Perkataan ringan tanpa beban itu membuat telinga Ebha memanas. Lelaki itu menggeleng pelan sambil menahan senyum. Apalagi kini tangannya dibawa sang nona mendekati wajahnya untuk dikecup.
"Karena sudah menjadi pacar Merzi dan Ebha menerimanya, kalau begitu jangan panggil Merzi dengan embel-embel nona lagi."
Ebha melirik sekilas. Tangannya kini berpindah tempat. Gadis disebelahnya tanpa berpikir matang meletakkan tangan lebarnya diatas paha kecilnya. Dia menahan diri untuk tidak meremas gemas paha putih Merzi yang tersingkap rok sekolahnya.
"Saya sudah terbiasa dengan panggilan itu. Cukup sulit merubahnya. Tapi jika anda ingin seperti itu maka saya akan mencoba."

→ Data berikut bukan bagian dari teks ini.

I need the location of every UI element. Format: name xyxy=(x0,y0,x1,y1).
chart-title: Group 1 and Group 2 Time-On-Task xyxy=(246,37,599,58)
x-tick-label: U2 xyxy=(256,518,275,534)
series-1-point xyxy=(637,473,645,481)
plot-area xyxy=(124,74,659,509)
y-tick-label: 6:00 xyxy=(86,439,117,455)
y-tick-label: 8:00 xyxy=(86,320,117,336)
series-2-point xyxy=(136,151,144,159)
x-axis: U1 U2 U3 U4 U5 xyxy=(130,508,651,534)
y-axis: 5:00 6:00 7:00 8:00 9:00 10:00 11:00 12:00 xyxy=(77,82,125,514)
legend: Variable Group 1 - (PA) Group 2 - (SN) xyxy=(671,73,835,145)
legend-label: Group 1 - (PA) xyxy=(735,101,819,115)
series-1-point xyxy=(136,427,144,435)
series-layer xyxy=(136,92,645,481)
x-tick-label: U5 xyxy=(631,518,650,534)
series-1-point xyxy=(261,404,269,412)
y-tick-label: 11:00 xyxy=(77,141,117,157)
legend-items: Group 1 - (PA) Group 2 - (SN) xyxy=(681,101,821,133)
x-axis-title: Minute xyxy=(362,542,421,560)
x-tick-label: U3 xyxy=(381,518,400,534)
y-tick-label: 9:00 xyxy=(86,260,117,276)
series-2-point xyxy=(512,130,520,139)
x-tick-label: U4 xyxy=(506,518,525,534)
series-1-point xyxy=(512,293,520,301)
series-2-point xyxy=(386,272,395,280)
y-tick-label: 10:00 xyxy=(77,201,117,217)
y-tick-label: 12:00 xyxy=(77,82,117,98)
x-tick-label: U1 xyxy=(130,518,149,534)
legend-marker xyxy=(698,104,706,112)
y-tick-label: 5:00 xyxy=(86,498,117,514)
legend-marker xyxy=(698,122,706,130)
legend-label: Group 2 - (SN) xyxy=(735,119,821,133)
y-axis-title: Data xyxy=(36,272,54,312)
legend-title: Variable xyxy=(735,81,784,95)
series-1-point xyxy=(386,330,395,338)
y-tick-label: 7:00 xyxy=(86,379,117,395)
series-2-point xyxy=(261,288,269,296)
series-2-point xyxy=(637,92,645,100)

Jawaban Ebha sesuai dengan isi pikiran Merzi. Gadis itu tersenyum.
"Beberapa kali Ebha memanggil Merzi dengan nama depan Merzi."
"Yeah. Marjeta." Saat mengucapkan kata itu, untuk sedetik Ebha memberi remasan kecil pada paha Merzi.
Hanya sebentar dan Merzi tidak mengambil pusing. Berpikir mungkin itu adalah gerakan tak sengaja.
Gadis itu terkikik kecil. Merasa geli setiap ada yang memanggilnya Marjeta padahal itu adalah namanya.
"Nona keberatan jika saya panggil demikian?"
"Sedikit. Agak asing ditelinga Merzi, tapi Merzi akan membolehkan Ebha memanggil Merzi seperti itu. Marjeta."
Semua orang tahu bahwa Merzi tak suka jika ada yang memanggilnya dengan nama depannya. Jika ada yang memanggilnya demikian wajah gadis itu akan memberungut dan sangat kesal.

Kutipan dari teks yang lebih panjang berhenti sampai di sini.